The project serves as an ideal vehicle for interdisciplinary research and education at the intersection of applied mathematics and life sciences. The methods and theories developed in this research may be applied to many domains outside of biology, including epidemiology (for example in the ongoing Covid-19 pandemic), optimization theory, the immune system and robotics.
The research continues to develop a template integrating interdisciplinary learning and teaching for students from applied mathematics and life sciences through shared research projects at both the undergraduate and/or graduate levels. The funding will also support graduate students in applied mathematics during summer studies. Summer research projects provide underrepresented, minority undergraduate students with first-hand research experience.
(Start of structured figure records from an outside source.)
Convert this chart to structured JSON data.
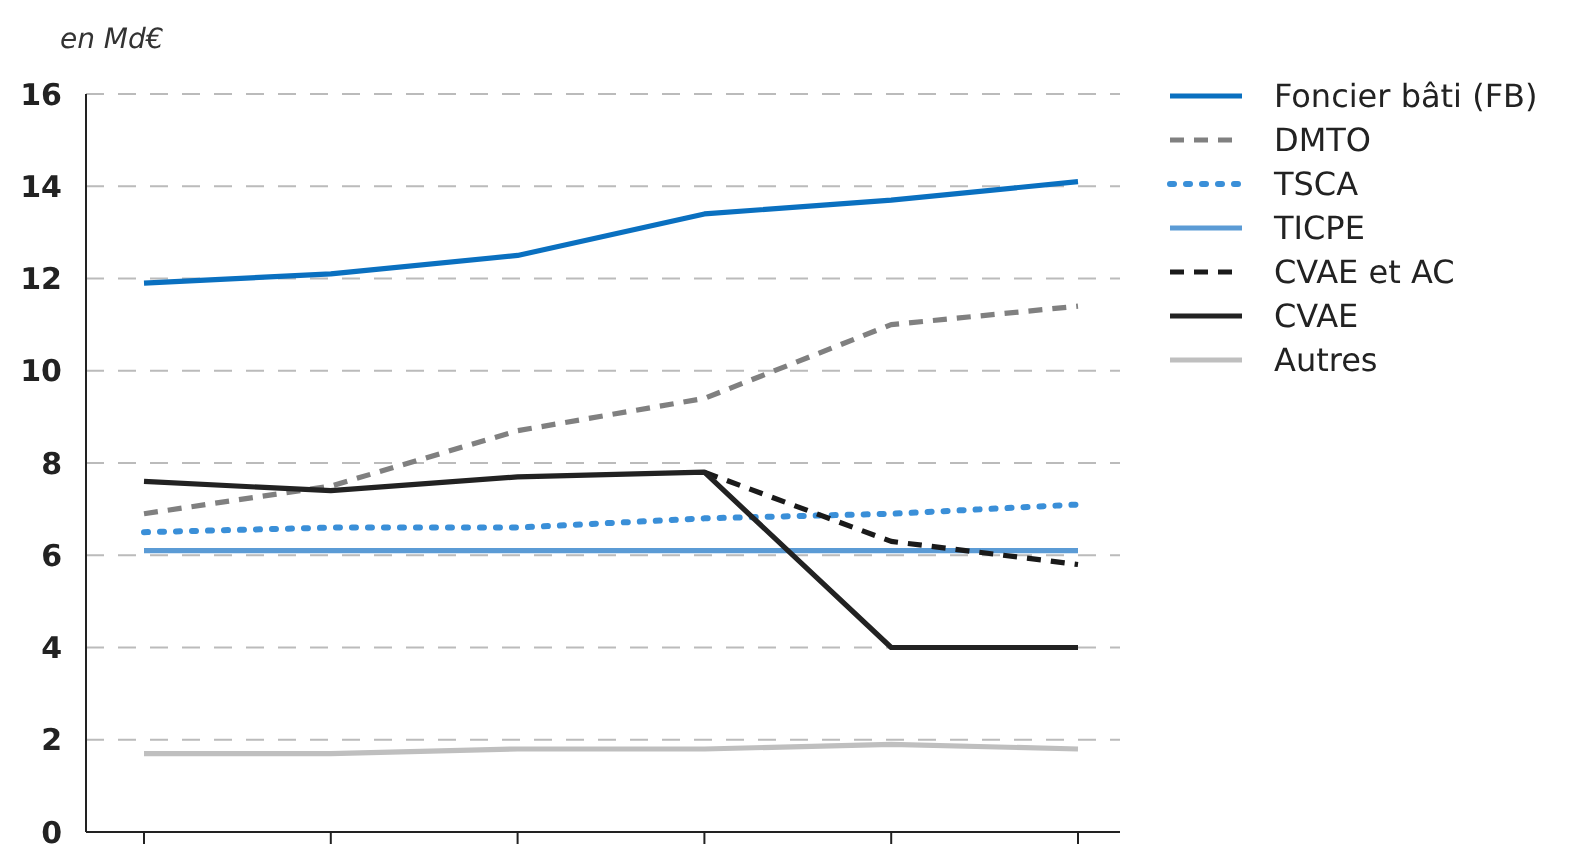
{
  "chart_data": {
    "type": "line",
    "ylabel": "en Md€",
    "categories": [
      null,
      null,
      null,
      null,
      null,
      null
    ],
    "ylim": [
      0,
      16
    ],
    "yticks": [
      0,
      2,
      4,
      6,
      8,
      10,
      12,
      14,
      16
    ],
    "grid": "y",
    "legend": "right",
    "marker": "none",
    "series": [
      {
        "name": "Foncier bâti (FB)",
        "color": "#0a70c0",
        "line_style": "solid",
        "values": [
          11.9,
          12.1,
          12.5,
          13.4,
          13.7,
          14.1
        ]
      },
      {
        "name": "DMTO",
        "color": "#808080",
        "line_style": "dashed",
        "values": [
          6.9,
          7.5,
          8.7,
          9.4,
          11.0,
          11.4
        ]
      },
      {
        "name": "TSCA",
        "color": "#3a8fd8",
        "line_style": "dotted",
        "values": [
          6.5,
          6.6,
          6.6,
          6.8,
          6.9,
          7.1
        ]
      },
      {
        "name": "TICPE",
        "color": "#5b9bd5",
        "line_style": "solid",
        "values": [
          6.1,
          6.1,
          6.1,
          6.1,
          6.1,
          6.1
        ]
      },
      {
        "name": "CVAE et AC",
        "color": "#1a1a1a",
        "line_style": "dashed",
        "values": [
          null,
          null,
          null,
          7.8,
          6.3,
          5.8
        ]
      },
      {
        "name": "CVAE",
        "color": "#222222",
        "line_style": "solid",
        "values": [
          7.6,
          7.4,
          7.7,
          7.8,
          4.0,
          4.0
        ]
      },
      {
        "name": "Autres",
        "color": "#bfbfbf",
        "line_style": "solid",
        "values": [
          1.7,
          1.7,
          1.8,
          1.8,
          1.9,
          1.8
        ]
      }
    ]
  }
}
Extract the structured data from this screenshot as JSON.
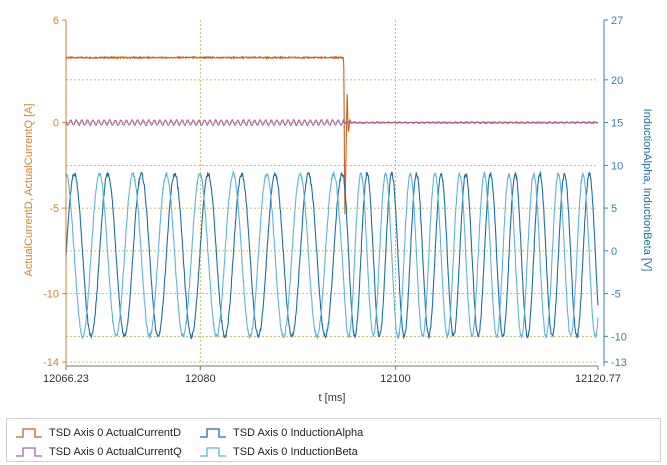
{
  "chart_data": {
    "type": "line",
    "xlabel": "t [ms]",
    "ylabel_left": "ActualCurrentD, ActualCurrentQ [A]",
    "ylabel_right": "InductionAlpha, InductionBeta [V]",
    "xlim": [
      12066.23,
      12120.77
    ],
    "ylim_left": [
      -14,
      6
    ],
    "ylim_right": [
      -13,
      27
    ],
    "x_ticks": [
      "12066.23",
      "12080",
      "12100",
      "12120.77"
    ],
    "x_tick_values": [
      12066.23,
      12080,
      12100,
      12120.77
    ],
    "y_left_ticks": [
      "6",
      "0",
      "-5",
      "-10",
      "-14"
    ],
    "y_left_tick_values": [
      6,
      0,
      -5,
      -10,
      -14
    ],
    "y_right_ticks": [
      "27",
      "20",
      "15",
      "10",
      "5",
      "0",
      "-5",
      "-10",
      "-13"
    ],
    "y_right_tick_values": [
      27,
      20,
      15,
      10,
      5,
      0,
      -5,
      -10,
      -13
    ],
    "grid": true,
    "legend_position": "bottom",
    "series": [
      {
        "name": "TSD Axis 0 ActualCurrentD",
        "axis": "left",
        "color": "#c8641e",
        "shape": "step_level",
        "before": 3.8,
        "after": 0.0,
        "switch_x": 12094.7,
        "spike_min": -5.5
      },
      {
        "name": "TSD Axis 0 ActualCurrentQ",
        "axis": "left",
        "color": "#a866a8",
        "shape": "ripple",
        "level": 0.0,
        "amplitude": 0.15,
        "switch_x": 12094.7
      },
      {
        "name": "TSD Axis 0 InductionAlpha",
        "axis": "right",
        "color": "#1a6fa6",
        "shape": "sine",
        "offset": -0.5,
        "amplitude": 9.5,
        "period_before": 3.43,
        "period_after": 2.53,
        "phase": 0.0,
        "switch_x": 12094.7
      },
      {
        "name": "TSD Axis 0 InductionBeta",
        "axis": "right",
        "color": "#5ab4e0",
        "shape": "sine",
        "offset": -0.5,
        "amplitude": 9.5,
        "period_before": 3.43,
        "period_after": 2.53,
        "phase": 1.5708,
        "switch_x": 12094.7
      }
    ]
  }
}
Lectures and simple projects related to this research will be given to high school sophomores, juniors and seniors who are participating in The SCience and ENgineering Experience (SCENE) at ASU where SCENE provides cutting-edge science research experience to the participating high school students.
This collaborative research between Applied Mathematics and Biology at Arizona State University fosters a culture of theory-experiment collaboration which aims to develop novel and sophisticated modeling approaches to understand the interface between social dynamical processes and multilevel selections. This interdisciplinary collaboration will (a). integrate across ecological scales and stages; (b). incorporate selection and thus evolutionary effects; and (c). incorporate directly measurable parameters, including metabolic costs, efficiency of energy flow, individual mass and group size.
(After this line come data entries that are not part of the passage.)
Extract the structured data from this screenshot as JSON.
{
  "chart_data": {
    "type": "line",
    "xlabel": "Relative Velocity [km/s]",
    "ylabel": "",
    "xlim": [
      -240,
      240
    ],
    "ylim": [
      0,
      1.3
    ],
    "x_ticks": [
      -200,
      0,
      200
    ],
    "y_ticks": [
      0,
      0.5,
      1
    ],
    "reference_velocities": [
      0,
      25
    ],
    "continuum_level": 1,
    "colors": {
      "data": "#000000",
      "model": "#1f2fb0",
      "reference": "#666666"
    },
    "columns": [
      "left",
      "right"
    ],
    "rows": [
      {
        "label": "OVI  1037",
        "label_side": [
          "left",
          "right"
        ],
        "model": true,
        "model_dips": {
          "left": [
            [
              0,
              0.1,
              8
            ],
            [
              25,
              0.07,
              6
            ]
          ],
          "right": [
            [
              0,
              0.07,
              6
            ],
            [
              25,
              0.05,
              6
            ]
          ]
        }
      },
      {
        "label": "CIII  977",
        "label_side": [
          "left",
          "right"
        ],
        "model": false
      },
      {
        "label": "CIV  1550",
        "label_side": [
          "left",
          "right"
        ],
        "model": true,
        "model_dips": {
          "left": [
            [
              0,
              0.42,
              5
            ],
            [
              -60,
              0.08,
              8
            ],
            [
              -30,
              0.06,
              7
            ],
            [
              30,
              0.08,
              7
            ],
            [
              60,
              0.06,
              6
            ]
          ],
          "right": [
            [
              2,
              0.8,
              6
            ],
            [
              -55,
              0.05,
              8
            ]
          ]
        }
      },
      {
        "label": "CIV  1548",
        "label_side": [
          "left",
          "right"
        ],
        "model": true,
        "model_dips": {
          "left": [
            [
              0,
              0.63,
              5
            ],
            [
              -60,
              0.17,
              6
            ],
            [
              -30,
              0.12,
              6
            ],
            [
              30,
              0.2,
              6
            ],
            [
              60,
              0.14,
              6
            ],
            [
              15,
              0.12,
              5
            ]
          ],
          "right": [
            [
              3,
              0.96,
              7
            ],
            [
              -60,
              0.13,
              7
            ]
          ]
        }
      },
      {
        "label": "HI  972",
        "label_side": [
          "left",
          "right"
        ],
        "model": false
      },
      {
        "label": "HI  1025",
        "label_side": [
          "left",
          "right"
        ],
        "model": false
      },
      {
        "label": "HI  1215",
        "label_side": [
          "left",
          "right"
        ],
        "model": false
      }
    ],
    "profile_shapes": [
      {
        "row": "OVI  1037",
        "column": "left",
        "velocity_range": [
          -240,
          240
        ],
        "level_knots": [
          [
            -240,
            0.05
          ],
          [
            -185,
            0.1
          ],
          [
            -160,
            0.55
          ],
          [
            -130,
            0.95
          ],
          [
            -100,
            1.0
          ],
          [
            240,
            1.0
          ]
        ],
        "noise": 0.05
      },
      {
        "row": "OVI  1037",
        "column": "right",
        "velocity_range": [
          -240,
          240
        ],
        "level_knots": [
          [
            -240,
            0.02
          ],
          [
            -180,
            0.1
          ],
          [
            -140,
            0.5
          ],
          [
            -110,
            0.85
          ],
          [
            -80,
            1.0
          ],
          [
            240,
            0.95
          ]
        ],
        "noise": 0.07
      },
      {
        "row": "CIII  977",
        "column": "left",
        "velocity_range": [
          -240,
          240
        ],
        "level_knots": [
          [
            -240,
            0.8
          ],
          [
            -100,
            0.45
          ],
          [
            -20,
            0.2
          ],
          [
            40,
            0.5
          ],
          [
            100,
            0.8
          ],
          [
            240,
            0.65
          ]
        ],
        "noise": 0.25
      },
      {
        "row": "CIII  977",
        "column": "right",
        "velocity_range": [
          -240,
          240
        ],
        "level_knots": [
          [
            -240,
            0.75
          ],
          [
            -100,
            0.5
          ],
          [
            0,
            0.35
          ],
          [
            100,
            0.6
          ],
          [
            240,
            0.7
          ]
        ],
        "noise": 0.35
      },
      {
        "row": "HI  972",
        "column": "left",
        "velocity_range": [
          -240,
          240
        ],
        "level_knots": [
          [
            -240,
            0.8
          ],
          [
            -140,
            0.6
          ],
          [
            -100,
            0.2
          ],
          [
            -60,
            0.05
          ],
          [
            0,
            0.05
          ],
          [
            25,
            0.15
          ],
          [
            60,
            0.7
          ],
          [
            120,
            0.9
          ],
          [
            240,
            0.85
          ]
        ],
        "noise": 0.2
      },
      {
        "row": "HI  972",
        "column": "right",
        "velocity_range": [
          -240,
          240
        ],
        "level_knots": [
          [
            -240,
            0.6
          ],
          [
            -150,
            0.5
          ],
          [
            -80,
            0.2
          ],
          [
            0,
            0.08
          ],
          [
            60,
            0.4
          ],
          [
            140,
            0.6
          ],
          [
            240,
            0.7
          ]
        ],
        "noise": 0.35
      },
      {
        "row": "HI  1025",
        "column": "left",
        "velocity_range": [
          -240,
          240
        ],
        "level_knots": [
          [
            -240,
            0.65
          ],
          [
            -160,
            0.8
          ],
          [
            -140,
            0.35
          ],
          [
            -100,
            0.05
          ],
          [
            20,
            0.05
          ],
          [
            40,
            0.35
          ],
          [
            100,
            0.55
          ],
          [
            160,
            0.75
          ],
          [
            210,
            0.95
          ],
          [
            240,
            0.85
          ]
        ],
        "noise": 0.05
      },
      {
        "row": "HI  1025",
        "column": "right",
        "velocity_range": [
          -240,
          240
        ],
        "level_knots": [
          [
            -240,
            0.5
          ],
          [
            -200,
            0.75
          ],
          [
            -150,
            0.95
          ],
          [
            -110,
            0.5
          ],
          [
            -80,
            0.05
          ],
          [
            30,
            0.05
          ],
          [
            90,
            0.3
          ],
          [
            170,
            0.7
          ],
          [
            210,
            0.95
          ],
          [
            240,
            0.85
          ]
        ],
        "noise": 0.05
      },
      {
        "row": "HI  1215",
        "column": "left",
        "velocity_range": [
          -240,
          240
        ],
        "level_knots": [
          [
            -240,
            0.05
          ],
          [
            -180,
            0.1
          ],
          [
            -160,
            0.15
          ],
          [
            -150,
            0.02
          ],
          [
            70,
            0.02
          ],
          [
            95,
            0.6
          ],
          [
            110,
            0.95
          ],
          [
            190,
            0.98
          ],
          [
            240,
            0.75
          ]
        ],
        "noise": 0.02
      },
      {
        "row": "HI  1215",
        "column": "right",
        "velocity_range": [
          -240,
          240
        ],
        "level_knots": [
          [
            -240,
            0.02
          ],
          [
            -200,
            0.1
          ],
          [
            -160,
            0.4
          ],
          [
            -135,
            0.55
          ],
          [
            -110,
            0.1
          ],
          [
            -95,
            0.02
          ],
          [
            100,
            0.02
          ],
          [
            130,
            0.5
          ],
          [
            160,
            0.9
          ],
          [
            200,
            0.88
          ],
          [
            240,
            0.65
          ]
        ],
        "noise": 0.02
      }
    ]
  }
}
The new analytical techniques and theories will be developed and added to current dynamical theory and evolutionary game theory. The proposed integrated multiscale models will address central themes in Behavior Ecology and Sociobiology, including: 1. How do social groups balance the benefits of information flow against the costs of pathogens that spread via the same mechanisms that foster communication? 2.
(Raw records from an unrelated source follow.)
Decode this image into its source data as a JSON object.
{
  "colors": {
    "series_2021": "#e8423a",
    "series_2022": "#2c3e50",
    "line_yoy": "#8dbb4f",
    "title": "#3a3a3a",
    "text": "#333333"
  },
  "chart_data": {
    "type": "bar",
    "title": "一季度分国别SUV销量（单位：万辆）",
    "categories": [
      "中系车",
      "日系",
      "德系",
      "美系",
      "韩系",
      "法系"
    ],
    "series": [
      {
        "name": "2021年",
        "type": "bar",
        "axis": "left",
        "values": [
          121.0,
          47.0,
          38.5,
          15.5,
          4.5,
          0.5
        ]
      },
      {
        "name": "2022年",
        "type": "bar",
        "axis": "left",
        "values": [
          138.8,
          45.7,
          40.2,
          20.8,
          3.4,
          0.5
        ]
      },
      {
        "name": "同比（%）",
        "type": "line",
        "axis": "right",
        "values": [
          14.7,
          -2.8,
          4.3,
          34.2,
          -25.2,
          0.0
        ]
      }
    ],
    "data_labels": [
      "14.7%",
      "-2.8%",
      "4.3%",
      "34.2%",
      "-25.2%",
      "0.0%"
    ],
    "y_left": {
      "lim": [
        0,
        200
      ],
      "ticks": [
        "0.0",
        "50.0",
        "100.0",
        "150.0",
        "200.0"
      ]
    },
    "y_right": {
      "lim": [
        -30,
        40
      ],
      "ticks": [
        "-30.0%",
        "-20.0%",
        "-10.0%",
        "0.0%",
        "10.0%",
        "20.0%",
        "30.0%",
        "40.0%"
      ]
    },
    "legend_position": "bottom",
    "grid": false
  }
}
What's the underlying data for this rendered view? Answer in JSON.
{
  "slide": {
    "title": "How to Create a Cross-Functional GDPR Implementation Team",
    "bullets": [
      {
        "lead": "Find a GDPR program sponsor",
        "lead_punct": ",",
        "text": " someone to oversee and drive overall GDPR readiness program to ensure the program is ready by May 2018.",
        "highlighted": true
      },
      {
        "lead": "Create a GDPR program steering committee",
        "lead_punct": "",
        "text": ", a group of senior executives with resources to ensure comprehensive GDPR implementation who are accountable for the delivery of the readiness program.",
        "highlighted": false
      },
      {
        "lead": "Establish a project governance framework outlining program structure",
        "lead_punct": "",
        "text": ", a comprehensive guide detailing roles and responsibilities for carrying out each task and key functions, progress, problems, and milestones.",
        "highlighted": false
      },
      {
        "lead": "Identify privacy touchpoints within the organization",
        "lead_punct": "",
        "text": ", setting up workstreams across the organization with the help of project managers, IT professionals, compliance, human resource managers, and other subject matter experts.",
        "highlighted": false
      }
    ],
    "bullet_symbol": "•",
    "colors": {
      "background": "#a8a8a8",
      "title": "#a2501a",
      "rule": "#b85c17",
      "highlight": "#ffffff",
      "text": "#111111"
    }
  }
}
How does hierarchy formation of complex social groups, scale relative to environmental conditions and constraints? 3. How do patterns of social interactions at different colony stages influence fitness and how are they shaped by selection? Rigorous mathematics will be integrated with extensive field and laboratory data to study complex adaptive systems of social insect societies in the evolutionary settings with multistage structures in both individual and colony levels.
Nonlinear, non-autonomous differential equations as well as spatial stochastic processes, combined with available empirical data, will be used to model ecological and evolutionary dynamics at different ecological scales and stages.
This award reflects NSF's statutory mission and has been deemed worthy of support through evaluation using the Foundation's intellectual merit and broader impacts review criteria.